Central bank and government announcements: The union government and RBI can make certain decisions and announcements in the post-market hours, which can have a direct impact on the stock markets. For instance, if the union government announces a fresh coal auction, then the stocks of energy companies can see an upswing.
Conclusion: Thus, the above-mentioned factors can impact stock markets overnight. As an investor, you should remember that investments and securities markets are subject to market risks. So read all terms and conditions carefully before starting your investment journey. Happy 7th day of Navratri to all investors and traders reading this! Let’s not forget to celebrate the colours of Navratri with the market. Angel Broking wishes everyone happy Navratri, and may the goddess bless you!

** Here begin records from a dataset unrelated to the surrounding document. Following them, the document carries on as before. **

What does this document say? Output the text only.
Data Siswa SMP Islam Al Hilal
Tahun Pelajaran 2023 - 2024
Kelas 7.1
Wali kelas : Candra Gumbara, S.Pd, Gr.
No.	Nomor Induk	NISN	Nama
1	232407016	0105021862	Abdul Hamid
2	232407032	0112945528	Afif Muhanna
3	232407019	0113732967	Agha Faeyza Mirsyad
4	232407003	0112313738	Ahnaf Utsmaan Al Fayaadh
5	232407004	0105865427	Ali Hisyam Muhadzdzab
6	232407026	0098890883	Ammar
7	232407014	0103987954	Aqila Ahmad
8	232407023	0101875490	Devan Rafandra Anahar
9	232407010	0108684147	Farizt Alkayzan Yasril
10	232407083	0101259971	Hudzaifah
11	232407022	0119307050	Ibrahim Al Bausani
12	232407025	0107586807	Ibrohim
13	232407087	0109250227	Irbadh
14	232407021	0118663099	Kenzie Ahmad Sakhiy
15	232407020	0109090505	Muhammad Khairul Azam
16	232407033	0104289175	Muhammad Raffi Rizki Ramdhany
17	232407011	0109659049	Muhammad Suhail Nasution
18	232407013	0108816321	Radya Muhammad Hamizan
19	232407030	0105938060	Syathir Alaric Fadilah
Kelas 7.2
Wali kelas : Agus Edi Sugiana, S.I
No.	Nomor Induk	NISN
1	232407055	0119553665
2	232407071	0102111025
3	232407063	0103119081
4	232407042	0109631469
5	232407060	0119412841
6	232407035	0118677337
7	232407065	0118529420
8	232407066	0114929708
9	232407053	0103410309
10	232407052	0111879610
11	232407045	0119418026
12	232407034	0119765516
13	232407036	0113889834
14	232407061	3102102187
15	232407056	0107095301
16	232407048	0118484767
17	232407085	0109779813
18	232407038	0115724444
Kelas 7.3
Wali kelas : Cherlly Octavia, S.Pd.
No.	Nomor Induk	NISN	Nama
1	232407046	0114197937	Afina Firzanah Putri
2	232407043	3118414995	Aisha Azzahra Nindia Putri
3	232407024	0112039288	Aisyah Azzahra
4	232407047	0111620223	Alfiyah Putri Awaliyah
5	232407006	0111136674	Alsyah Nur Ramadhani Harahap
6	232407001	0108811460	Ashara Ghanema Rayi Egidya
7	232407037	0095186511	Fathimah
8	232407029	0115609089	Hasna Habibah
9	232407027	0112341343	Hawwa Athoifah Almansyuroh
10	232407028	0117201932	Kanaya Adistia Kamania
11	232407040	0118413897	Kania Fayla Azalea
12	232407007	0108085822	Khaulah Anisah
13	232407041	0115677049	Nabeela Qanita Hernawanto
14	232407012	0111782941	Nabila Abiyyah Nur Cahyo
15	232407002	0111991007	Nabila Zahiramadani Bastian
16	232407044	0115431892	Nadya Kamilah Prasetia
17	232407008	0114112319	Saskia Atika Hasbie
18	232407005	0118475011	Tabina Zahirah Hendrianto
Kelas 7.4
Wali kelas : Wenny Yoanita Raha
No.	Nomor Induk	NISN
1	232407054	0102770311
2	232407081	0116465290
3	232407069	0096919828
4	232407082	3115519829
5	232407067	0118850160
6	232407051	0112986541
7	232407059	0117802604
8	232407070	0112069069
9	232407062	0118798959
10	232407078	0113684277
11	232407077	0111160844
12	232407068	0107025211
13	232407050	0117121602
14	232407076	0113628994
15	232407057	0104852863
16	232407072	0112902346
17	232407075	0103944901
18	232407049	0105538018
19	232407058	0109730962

Stock pick: Persistent Systems (Target INR 1,531)
Persistent Systems is one of the leading service providers to independent service vendors (ISV). The company has a very strong presence in Hi tech, manufacturing and life science segments which were amongst the least impacted sectors due to Covid-19. The Company has posted a very strong set of numbers for Q1FY21 with dollar revenue growth of 3.1% qoq along with improvement in margins due to tight cost control. Persistent has won a large deal during the quarter which will ramp up over the next few quarters. We expect the company to post revenue/EBITDA/PAT growth of 11.6%/21.4%/19.7% between FY20-FY22 given negligible impact of Covid-19 on FY21 numbers, strong deal wins, ramp up of existing projects along with margin expansion.